Building and curating our datasets

Below are the prompts which I have used as input to Generative AI to create initial test videos. In the next blog, you will see the outputs from multiple models using pre-trained weights.

Image dataset

1. Empty room space,
2. Room with objects,
3. Room with objects and adult humans,
4. Room with objects and a child of various ages,
5. Room with objects, children of various ages and an adult human,
6. Room with objects, children of various ages and an adult human interacting with physical touch,
7. Room with objects, children of various ages and an adult human interacting with physical touch
8. Room with objects, children of various ages and an adult human interacting with emotions visible on the face of the child and the adult human

Video dataset

1. An adult human in an empty room
2. An adult human in a room full of objects
3. An adult human in a room full of objects doing some activities- Walking, Jumping, running, dancing.
4. An adult human in a room full of objects and interacting with the objects — Reading a book, taking in the phone, cleaning an object.
5. An adult human in a room full of objects and verbally and physically interacting with the child — Feeding, reading, singing, watching TV
6. A child playing without an adult in the room.
7. A child crying in a room.
8. A child laughing in a room.

Either we create our benchmark dataset step-by-step or we utilize multiple open-source datasets.
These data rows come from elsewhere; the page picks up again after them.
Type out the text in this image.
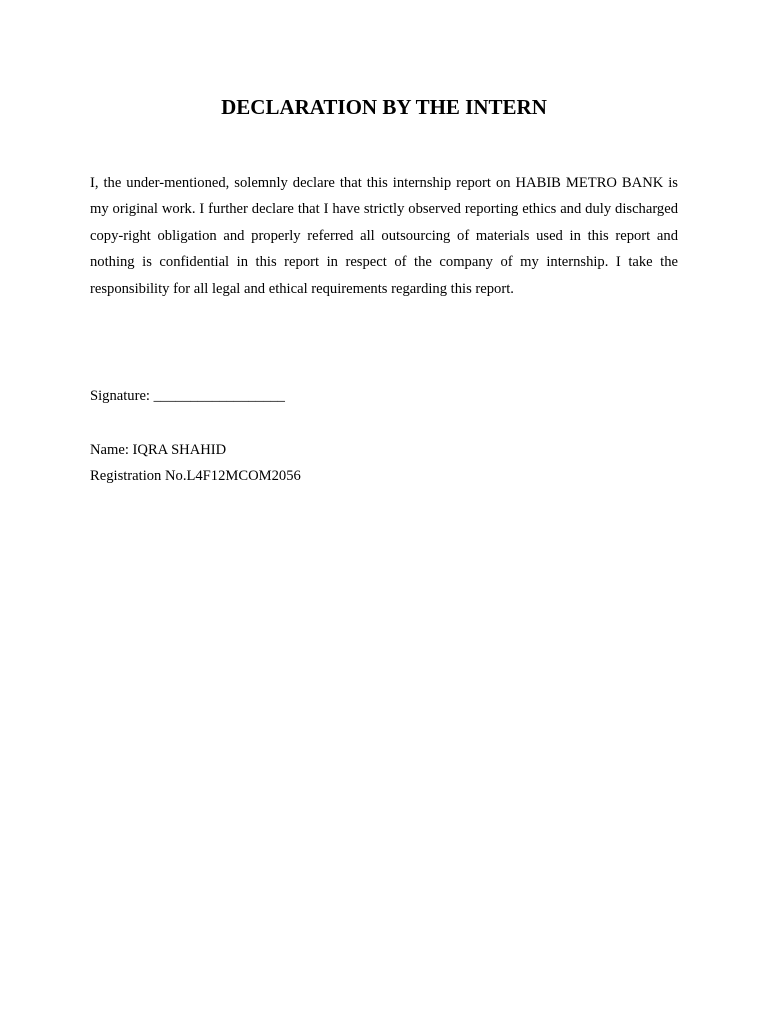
DECLARATION BY THE INTERN

I, the under-mentioned, solemnly declare that this internship report on HABIB METRO BANK is my original work. I further declare that I have strictly observed reporting ethics and duly discharged copy-right obligation and properly referred all outsourcing of materials used in this report and nothing is confidential in this report in respect of the company of my internship. I take the responsibility for all legal and ethical requirements regarding this report.

Signature: __________________

Name: IQRA SHAHID

Registration No.L4F12MCOM2056
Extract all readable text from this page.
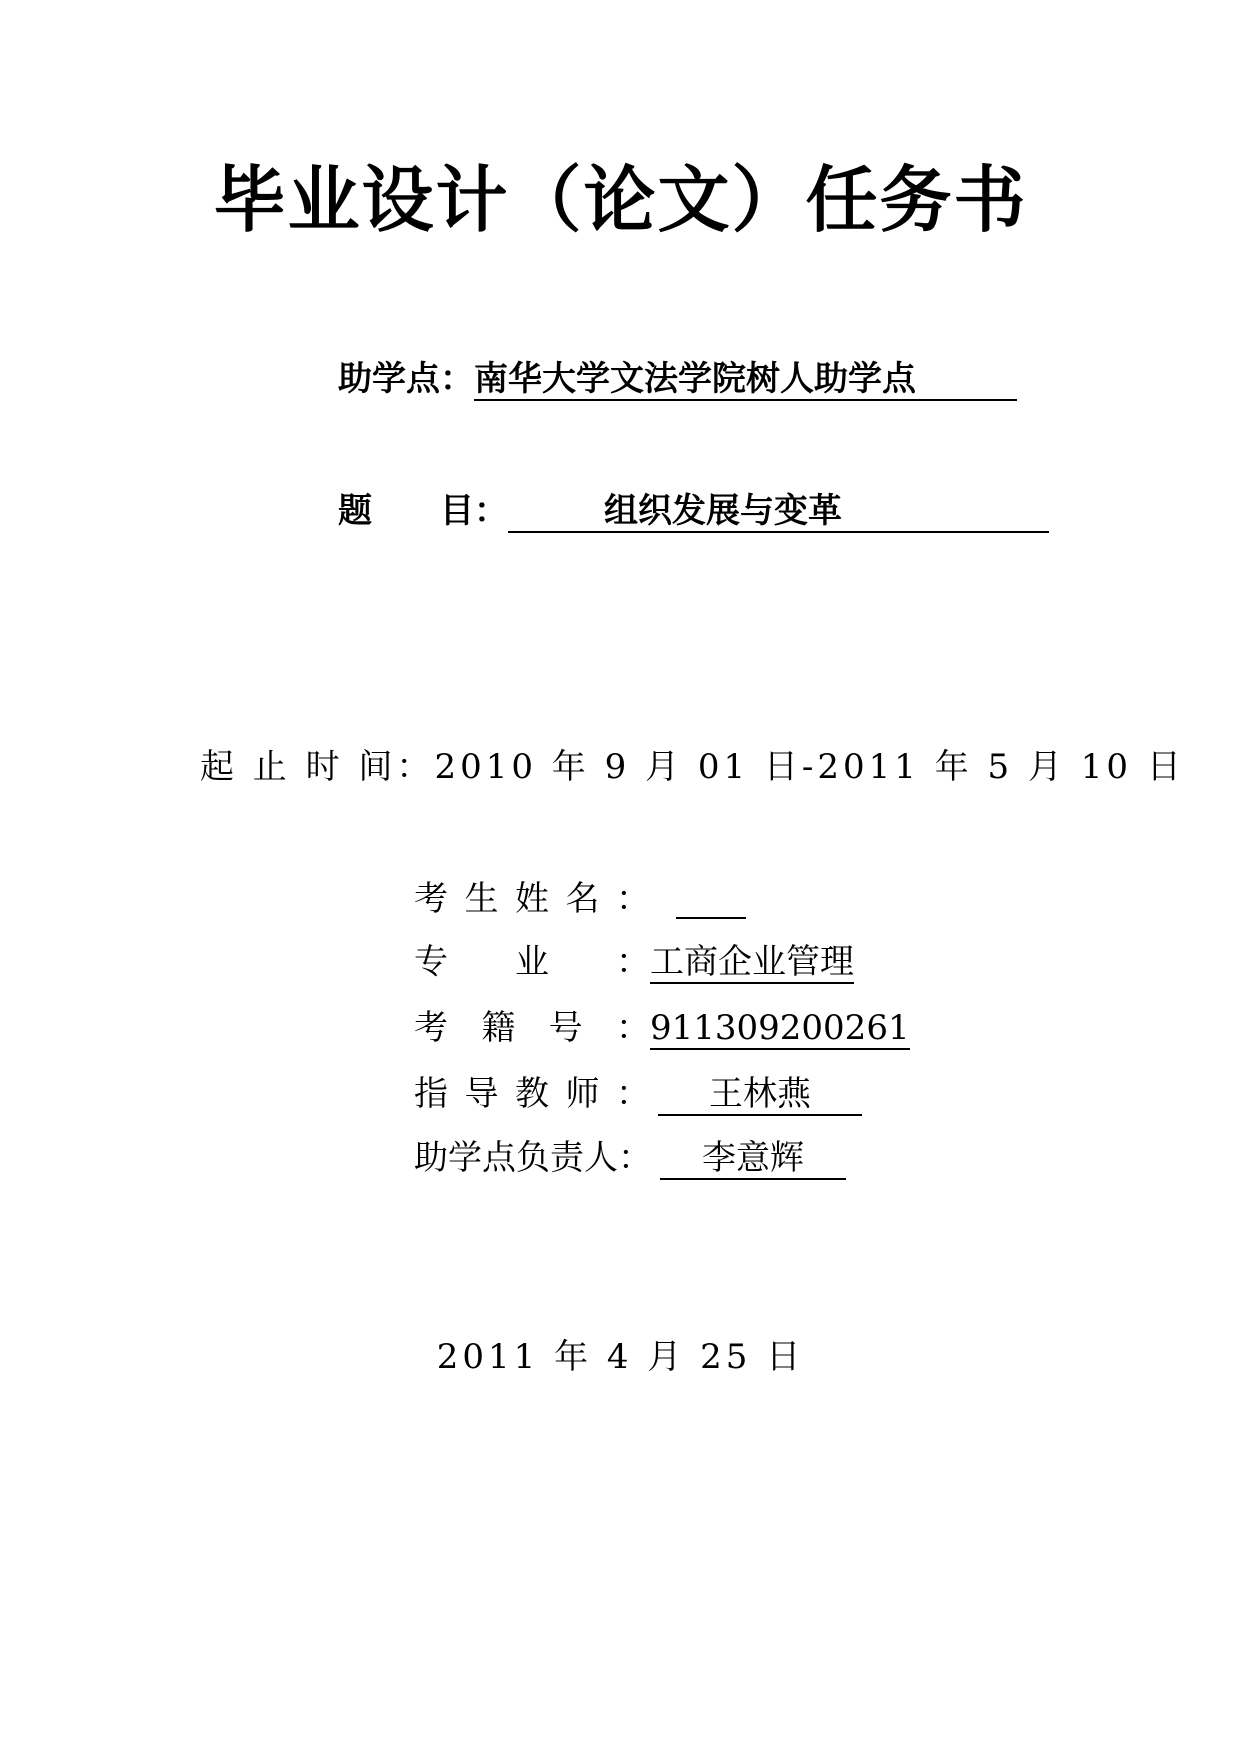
毕业设计（论文）任务书
助学点：南华大学文法学院树人助学点
题　　目：	组织发展与变革
起 止 时 间：2010 年 9 月 01 日-2011 年 5 月 10 日
考生姓名：
专业：工商企业管理
考籍号：911309200261
指导教师： 王林燕
助学点负责人： 李意辉
2011 年 4 月 25 日
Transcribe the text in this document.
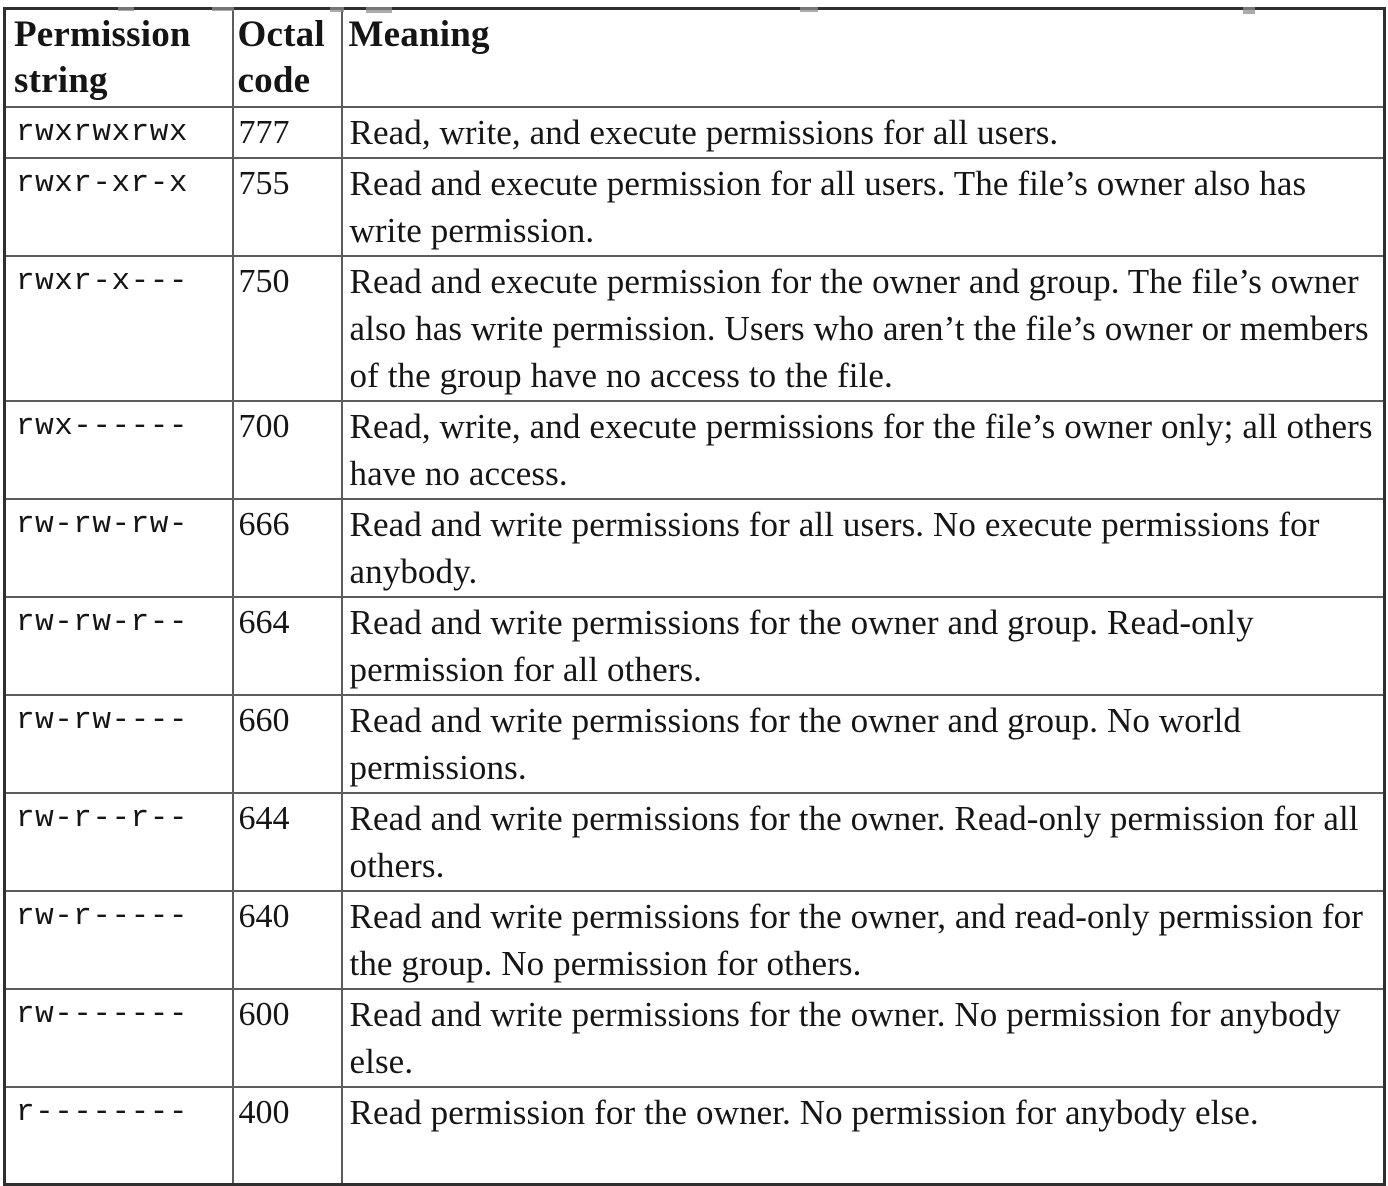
Permission string	Octal code	Meaning
rwxrwxrwx	777	Read, write, and execute permissions for all users.
rwxr-xr-x	755	Read and execute permission for all users. The file’s owner also has write permission.
rwxr-x---	750	Read and execute permission for the owner and group. The file’s owner also has write permission. Users who aren’t the file’s owner or members of the group have no access to the file.
rwx------	700	Read, write, and execute permissions for the file’s owner only; all others have no access.
rw-rw-rw-	666	Read and write permissions for all users. No execute permissions for anybody.
rw-rw-r--	664	Read and write permissions for the owner and group. Read-only permission for all others.
rw-rw----	660	Read and write permissions for the owner and group. No world permissions.
rw-r--r--	644	Read and write permissions for the owner. Read-only permission for all others.
rw-r-----	640	Read and write permissions for the owner, and read-only permission for the group. No permission for others.
rw-------	600	Read and write permissions for the owner. No permission for anybody else.
r--------	400	Read permission for the owner. No permission for anybody else.
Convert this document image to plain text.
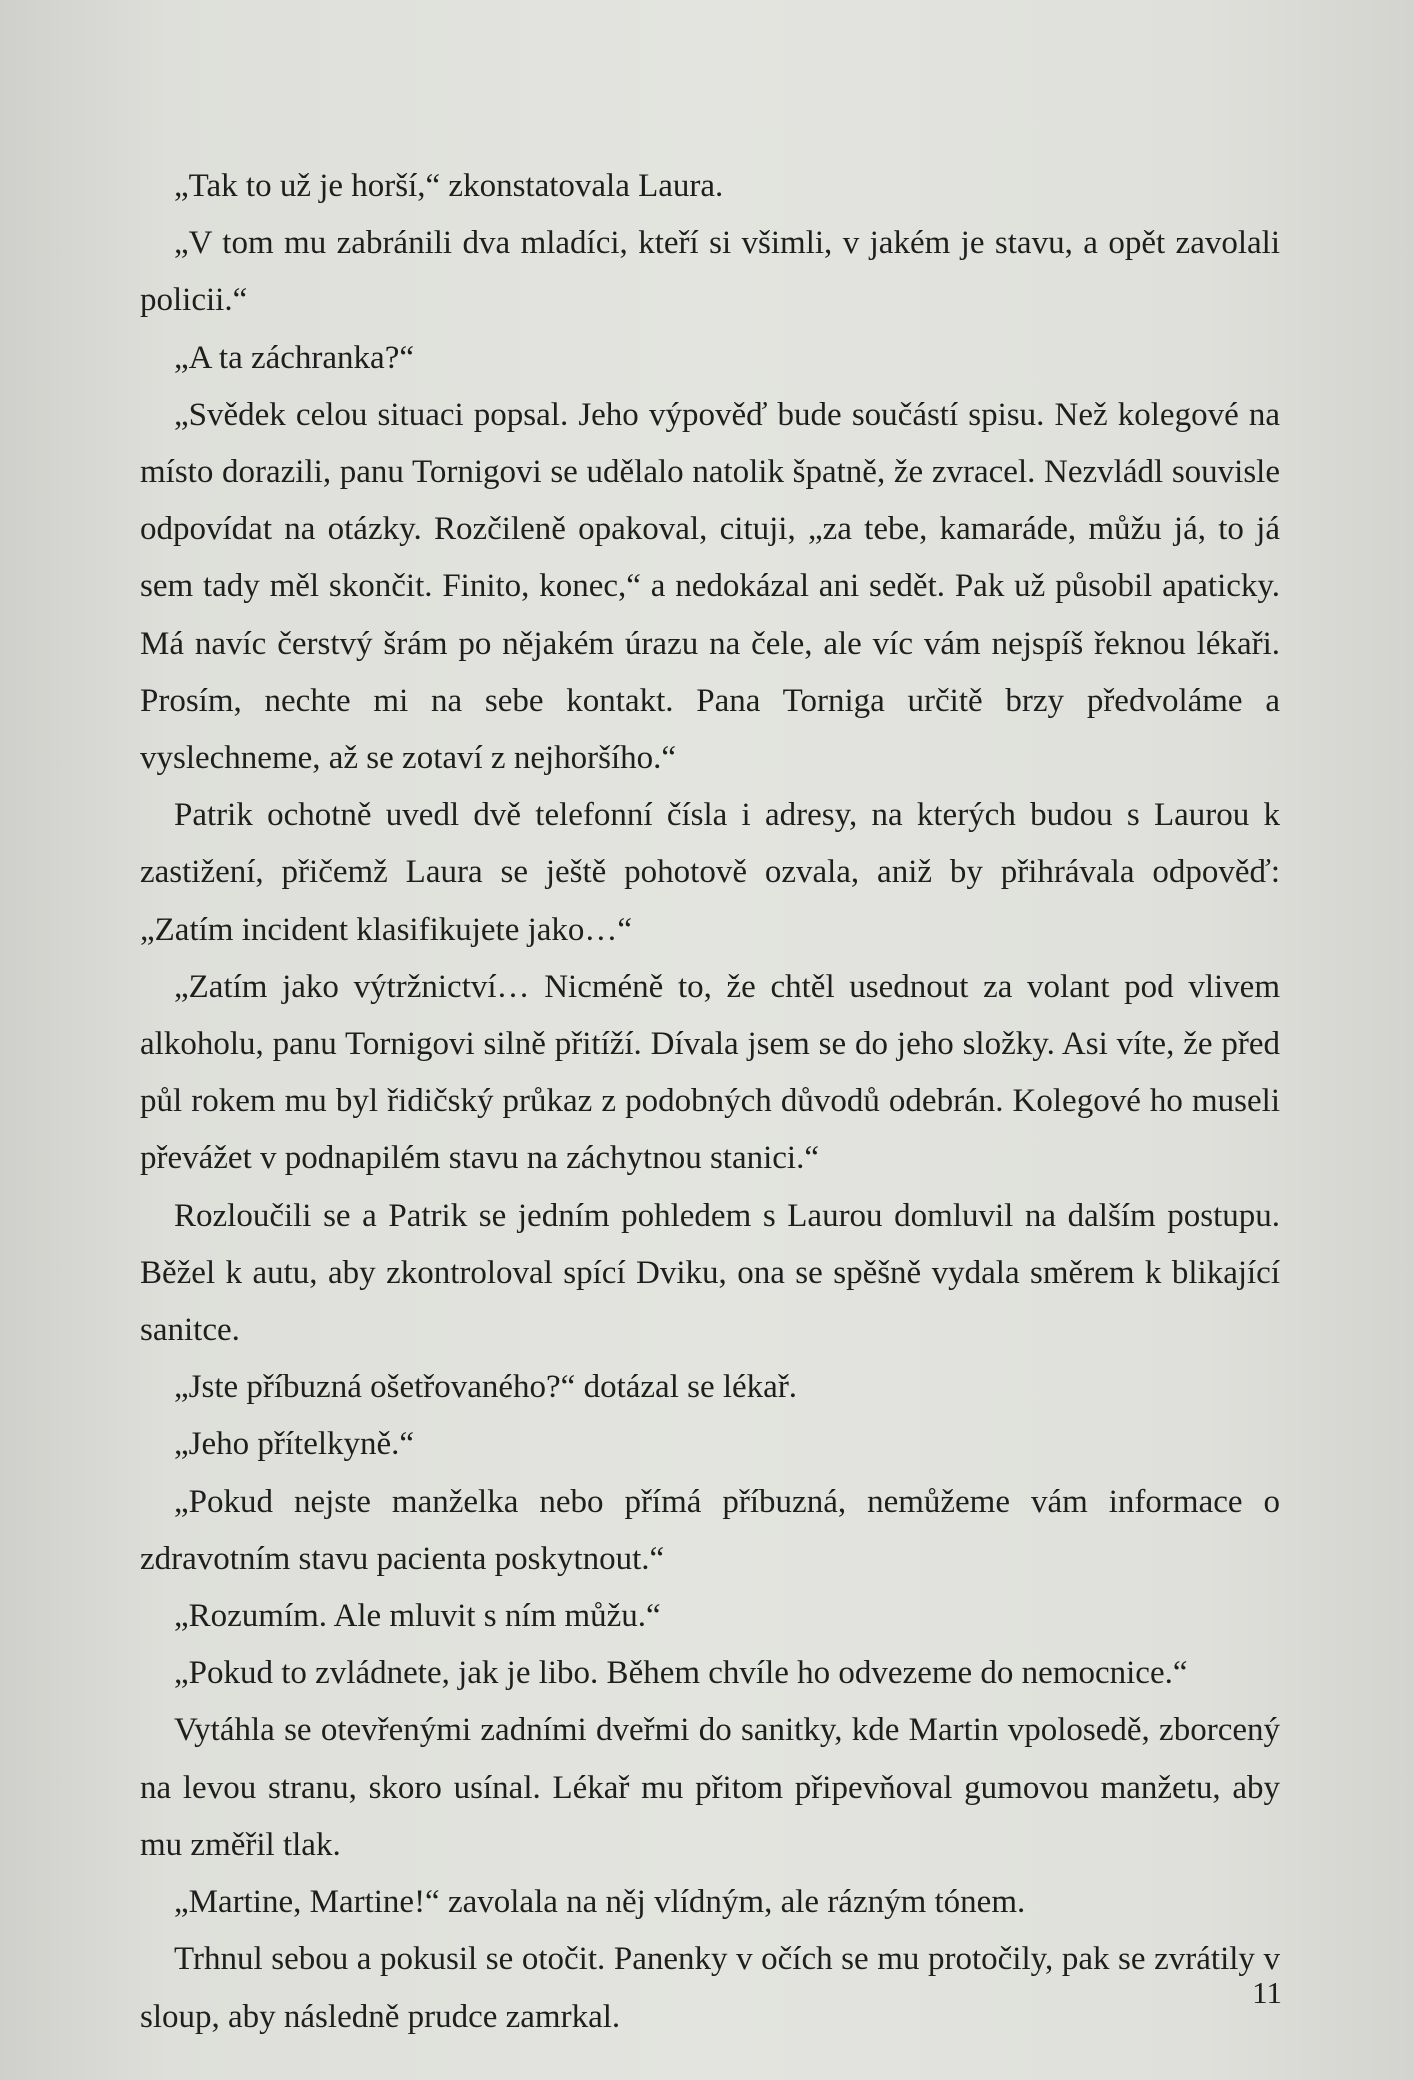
„Tak to už je horší,“ zkonstatovala Laura.

„V tom mu zabránili dva mladíci, kteří si všimli, v jakém je stavu, a opět zavolali policii.“

„A ta záchranka?“

„Svědek celou situaci popsal. Jeho výpověď bude součástí spisu. Než kolegové na místo dorazili, panu Tornigovi se udělalo natolik špatně, že zvracel. Nezvládl souvisle odpovídat na otázky. Rozčileně opakoval, cituji, „za tebe, kamaráde, můžu já, to já sem tady měl skončit. Finito, konec,“ a nedokázal ani sedět. Pak už působil apaticky. Má navíc čerstvý šrám po nějakém úrazu na čele, ale víc vám nejspíš řeknou lékaři. Prosím, nechte mi na sebe kontakt. Pana Torniga určitě brzy předvoláme a vyslechneme, až se zotaví z nejhoršího.“

Patrik ochotně uvedl dvě telefonní čísla i adresy, na kterých budou s Laurou k zastižení, přičemž Laura se ještě pohotově ozvala, aniž by přihrávala odpověď: „Zatím incident klasifikujete jako…“

„Zatím jako výtržnictví… Nicméně to, že chtěl usednout za volant pod vlivem alkoholu, panu Tornigovi silně přitíží. Dívala jsem se do jeho složky. Asi víte, že před půl rokem mu byl řidičský průkaz z podobných důvodů odebrán. Kolegové ho museli převážet v podnapilém stavu na záchytnou stanici.“

Rozloučili se a Patrik se jedním pohledem s Laurou domluvil na dalším postupu. Běžel k autu, aby zkontroloval spící Dviku, ona se spěšně vydala směrem k blikající sanitce.

„Jste příbuzná ošetřovaného?“ dotázal se lékař.

„Jeho přítelkyně.“

„Pokud nejste manželka nebo přímá příbuzná, nemůžeme vám informace o zdravotním stavu pacienta poskytnout.“

„Rozumím. Ale mluvit s ním můžu.“

„Pokud to zvládnete, jak je libo. Během chvíle ho odvezeme do nemocnice.“

Vytáhla se otevřenými zadními dveřmi do sanitky, kde Martin vpolosedě, zborcený na levou stranu, skoro usínal. Lékař mu přitom připevňoval gumovou manžetu, aby mu změřil tlak.

„Martine, Martine!“ zavolala na něj vlídným, ale rázným tónem.

Trhnul sebou a pokusil se otočit. Panenky v očích se mu protočily, pak se zvrátily v sloup, aby následně prudce zamrkal.

11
Creating our dataset needs contact with the play school or we can hire people to act and create such data.

If you are reading this, I would request you to help us by connecting to people who would be interested in making this project a success by trusting our journey and helping us create our dataset.

Opensource datasets

This is a growing blog, request the readers to kindly contribute here if you have come across a dataset similar to the above section.

Deep learning models

The deep learning models are not numbered according to the sequence in which they are present in the project, I will present the architecture in the upcoming blogs.

Now, let us list the state-of-the-art contenders for deep learning models.

All of the models that I have mentioned below are based on my practical experiences of working with them. Please feel welcome to suggest SOTA models for different work categories.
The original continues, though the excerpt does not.